# How Long Will Frozen Shrimp Keep in Fridge?



## Michelemarie

DH put a package of frozen shrimp in the fridge instead of freezer yesterday. The shrimp is now defrosted. How long will it stay good in the fridge? We will not be home today - will it still be safe for tomorrow night or should I toss it?


----------



## Andy M.

Two days should not be a problem.  Cook them Monday and enjoy.  Also, you can freeze any leftovers after cooking.


----------



## Michelemarie

Thanks Andy! I guess I should mention that the shrimp are precooked.  The shrimp themselves are defrosted but there are still a few ice crystals in the bag.


----------



## Barb L.

We had shrimp cocktail for Thanksgiving - son ate the rest yesterday - still alive.


----------



## Bilby

Michele you can still cook them again like you would in a fried rice (but in that situation I wouldn't refreeze). If you don't want to cook them within the next couple of days, and I would allow 3 days after they have fully defrosted in working fridge, put a couple of icepacks around the in the fridge which will delaying the "off" period a little more.

Otherwise have a prawn omelette for brekky!! Yummy!


----------



## Michelemarie

Thanks for your advice.

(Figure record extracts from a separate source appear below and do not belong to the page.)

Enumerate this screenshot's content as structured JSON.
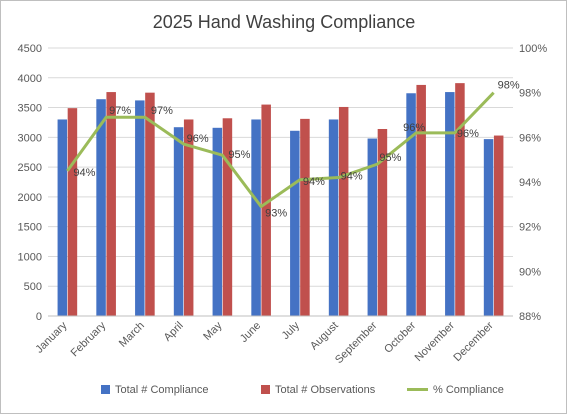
{
  "chart_data": {
    "type": "bar",
    "title": "2025 Hand Washing Compliance",
    "categories": [
      "January",
      "February",
      "March",
      "April",
      "May",
      "June",
      "July",
      "August",
      "September",
      "October",
      "November",
      "December"
    ],
    "series": [
      {
        "name": "Total # Compliance",
        "type": "bar",
        "axis": "left",
        "color": "#4472C4",
        "values": [
          3300,
          3640,
          3620,
          3170,
          3160,
          3300,
          3110,
          3300,
          2980,
          3740,
          3760,
          2970
        ]
      },
      {
        "name": "Total # Observations",
        "type": "bar",
        "axis": "left",
        "color": "#C0504D",
        "values": [
          3490,
          3760,
          3750,
          3300,
          3320,
          3550,
          3310,
          3510,
          3140,
          3880,
          3910,
          3030
        ]
      },
      {
        "name": "% Compliance",
        "type": "line",
        "axis": "right",
        "color": "#9BBB59",
        "values": [
          94.5,
          96.9,
          96.9,
          95.7,
          95.2,
          92.9,
          94.1,
          94.2,
          94.8,
          96.2,
          96.2,
          98.0
        ],
        "labels": [
          "94%",
          "97%",
          "97%",
          "96%",
          "95%",
          "93%",
          "94%",
          "94%",
          "95%",
          "96%",
          "96%",
          "98%"
        ]
      }
    ],
    "ylim": [
      0,
      4500
    ],
    "yticks": [
      "0",
      "500",
      "1000",
      "1500",
      "2000",
      "2500",
      "3000",
      "3500",
      "4000",
      "4500"
    ],
    "y2lim": [
      88,
      100
    ],
    "y2ticks": [
      "88%",
      "90%",
      "92%",
      "94%",
      "96%",
      "98%",
      "100%"
    ],
    "grid": true,
    "legend_position": "bottom"
  }
}
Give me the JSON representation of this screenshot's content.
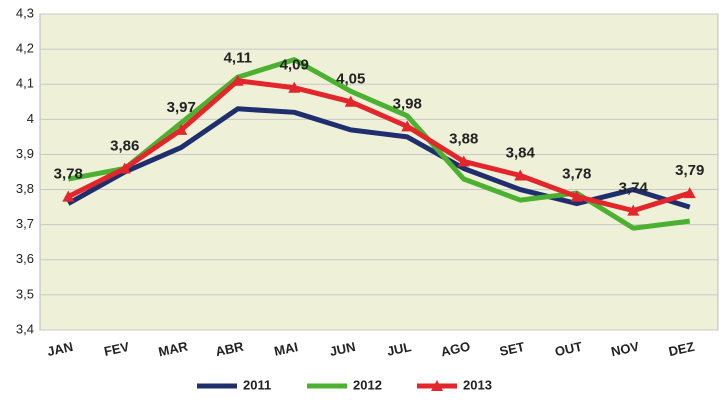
{
  "chart_data": {
    "type": "line",
    "categories": [
      "JAN",
      "FEV",
      "MAR",
      "ABR",
      "MAI",
      "JUN",
      "JUL",
      "AGO",
      "SET",
      "OUT",
      "NOV",
      "DEZ"
    ],
    "series": [
      {
        "name": "2011",
        "color": "#1f2f6e",
        "values": [
          3.76,
          3.85,
          3.92,
          4.03,
          4.02,
          3.97,
          3.95,
          3.86,
          3.8,
          3.76,
          3.8,
          3.75
        ]
      },
      {
        "name": "2012",
        "color": "#4cb030",
        "values": [
          3.83,
          3.86,
          3.99,
          4.12,
          4.17,
          4.08,
          4.01,
          3.83,
          3.77,
          3.79,
          3.69,
          3.71
        ]
      },
      {
        "name": "2013",
        "color": "#e3262b",
        "marker": "triangle",
        "values": [
          3.78,
          3.86,
          3.97,
          4.11,
          4.09,
          4.05,
          3.98,
          3.88,
          3.84,
          3.78,
          3.74,
          3.79
        ],
        "value_labels": [
          "3,78",
          "3,86",
          "3,97",
          "4,11",
          "4,09",
          "4,05",
          "3,98",
          "3,88",
          "3,84",
          "3,78",
          "3,74",
          "3,79"
        ]
      }
    ],
    "ylim": [
      3.4,
      4.3
    ],
    "yticks": [
      {
        "value": 3.4,
        "label": "3,4"
      },
      {
        "value": 3.5,
        "label": "3,5"
      },
      {
        "value": 3.6,
        "label": "3,6"
      },
      {
        "value": 3.7,
        "label": "3,7"
      },
      {
        "value": 3.8,
        "label": "3,8"
      },
      {
        "value": 3.9,
        "label": "3,9"
      },
      4,
      {
        "value": 4.1,
        "label": "4,1"
      },
      {
        "value": 4.2,
        "label": "4,2"
      },
      {
        "value": 4.3,
        "label": "4,3"
      }
    ],
    "grid": true,
    "legend": "bottom"
  }
}
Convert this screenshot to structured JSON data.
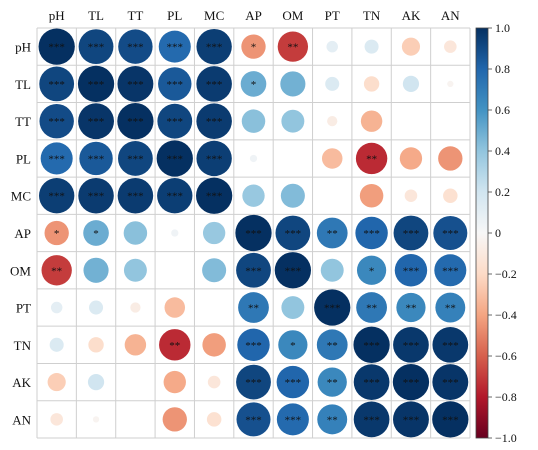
{
  "chart_data": {
    "type": "heatmap",
    "style": "circle correlation matrix",
    "variables": [
      "pH",
      "TL",
      "TT",
      "PL",
      "MC",
      "AP",
      "OM",
      "PT",
      "TN",
      "AK",
      "AN"
    ],
    "correlation": [
      [
        1.0,
        0.92,
        0.9,
        0.78,
        0.95,
        -0.45,
        -0.7,
        0.1,
        0.15,
        -0.25,
        -0.12
      ],
      [
        0.92,
        1.0,
        0.98,
        0.85,
        0.96,
        0.5,
        0.48,
        0.15,
        -0.18,
        0.2,
        -0.03
      ],
      [
        0.9,
        0.98,
        1.0,
        0.92,
        0.96,
        0.42,
        0.4,
        -0.08,
        -0.35,
        0.0,
        0.0
      ],
      [
        0.78,
        0.85,
        0.92,
        1.0,
        0.95,
        0.04,
        0.0,
        -0.32,
        -0.75,
        -0.38,
        -0.45
      ],
      [
        0.95,
        0.96,
        0.96,
        0.95,
        1.0,
        0.38,
        0.44,
        0.0,
        -0.42,
        -0.12,
        -0.16
      ],
      [
        -0.45,
        0.5,
        0.42,
        0.04,
        0.38,
        1.0,
        0.92,
        0.72,
        0.8,
        0.92,
        0.88
      ],
      [
        -0.7,
        0.48,
        0.4,
        0.0,
        0.44,
        0.92,
        1.0,
        0.4,
        0.65,
        0.8,
        0.78
      ],
      [
        0.1,
        0.15,
        -0.08,
        -0.32,
        0.0,
        0.72,
        0.4,
        1.0,
        0.72,
        0.65,
        0.68
      ],
      [
        0.15,
        -0.18,
        -0.35,
        -0.75,
        -0.42,
        0.8,
        0.65,
        0.72,
        1.0,
        0.97,
        0.97
      ],
      [
        -0.25,
        0.2,
        0.0,
        -0.38,
        -0.12,
        0.92,
        0.8,
        0.65,
        0.97,
        1.0,
        0.98
      ],
      [
        -0.12,
        -0.03,
        0.0,
        -0.45,
        -0.16,
        0.88,
        0.78,
        0.68,
        0.97,
        0.98,
        1.0
      ]
    ],
    "significance": [
      [
        "***",
        "***",
        "***",
        "***",
        "***",
        "*",
        "**",
        "",
        "",
        "",
        ""
      ],
      [
        "***",
        "***",
        "***",
        "***",
        "***",
        "*",
        "",
        "",
        "",
        "",
        ""
      ],
      [
        "***",
        "***",
        "***",
        "***",
        "***",
        "",
        "",
        "",
        "",
        "",
        ""
      ],
      [
        "***",
        "***",
        "***",
        "***",
        "***",
        "",
        "",
        "",
        "**",
        "",
        ""
      ],
      [
        "***",
        "***",
        "***",
        "***",
        "***",
        "",
        "",
        "",
        "",
        "",
        ""
      ],
      [
        "*",
        "*",
        "",
        "",
        "",
        "***",
        "***",
        "**",
        "***",
        "***",
        "***"
      ],
      [
        "**",
        "",
        "",
        "",
        "",
        "***",
        "***",
        "",
        "*",
        "***",
        "***"
      ],
      [
        "",
        "",
        "",
        "",
        "",
        "**",
        "",
        "***",
        "**",
        "**",
        "**"
      ],
      [
        "",
        "",
        "",
        "**",
        "",
        "***",
        "*",
        "**",
        "***",
        "***",
        "***"
      ],
      [
        "",
        "",
        "",
        "",
        "",
        "***",
        "***",
        "**",
        "***",
        "***",
        "***"
      ],
      [
        "",
        "",
        "",
        "",
        "",
        "***",
        "***",
        "**",
        "***",
        "***",
        "***"
      ]
    ],
    "colorbar": {
      "range": [
        -1.0,
        1.0
      ],
      "ticks": [
        "1.0",
        "0.8",
        "0.6",
        "0.4",
        "0.2",
        "0",
        "−0.2",
        "−0.4",
        "−0.6",
        "−0.8",
        "−1.0"
      ],
      "tick_values": [
        1.0,
        0.8,
        0.6,
        0.4,
        0.2,
        0,
        -0.2,
        -0.4,
        -0.6,
        -0.8,
        -1.0
      ],
      "colormap": "RdBu",
      "stops": [
        "#67001f",
        "#b2182b",
        "#d6604d",
        "#f4a582",
        "#fddbc7",
        "#f7f7f7",
        "#d1e5f0",
        "#92c5de",
        "#4393c3",
        "#2166ac",
        "#053061"
      ]
    },
    "grid": true
  }
}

I am assuming since they are precooked they should be okay to add to a dish tonight - however, they are sitting in a bag right now with water in it, it doesn't look very appetizing.


----------



## Bilby

I would drain the water out of the bag irrespective of when you cook them. You don't want them tasting water-logged.

What are you planning on using them in?


----------



## Michelemarie

Good idea! I was making a dish with fresh spinach, mushrooms, lemon, wine and rice and throw the shrimp in there. I posted the recipe here a while back. It is a quick dish and pretty good!


----------



## Bilby

sounds yummy!! Hope you enjoy it!


----------



## urmaniac13

Are your shrimps precooked?  Some of the frozen shrimps are precooked, some are not.  (if nothing is said, you can tell by the colour.  If precooked, it has a pinky/orangy colour, if fresh, greyish.)  If they are precooked, they should be okay also tomorrow.  But if they are frozen fresh, they are actually meant to be cooked still frozen.  Cook them ASAP!!  Then tomorrow you can add them to your dish, just to heat them up not to recook them.


----------



## Michelemarie

Urmaniac!!!! How great to see you hear! Thanks for the advice - the shrimp are precooked so I think they should  be fine, right? Out of freezer Saturday afternoon, cooked on Monday night?


----------



## Bilby

I never cook frozen green prawns while they are fully frozen. Little bit hard still is okay but you want em in and out of that pan as quick as you can. If they are frozen, they will also release more water into the pan and can stew.


----------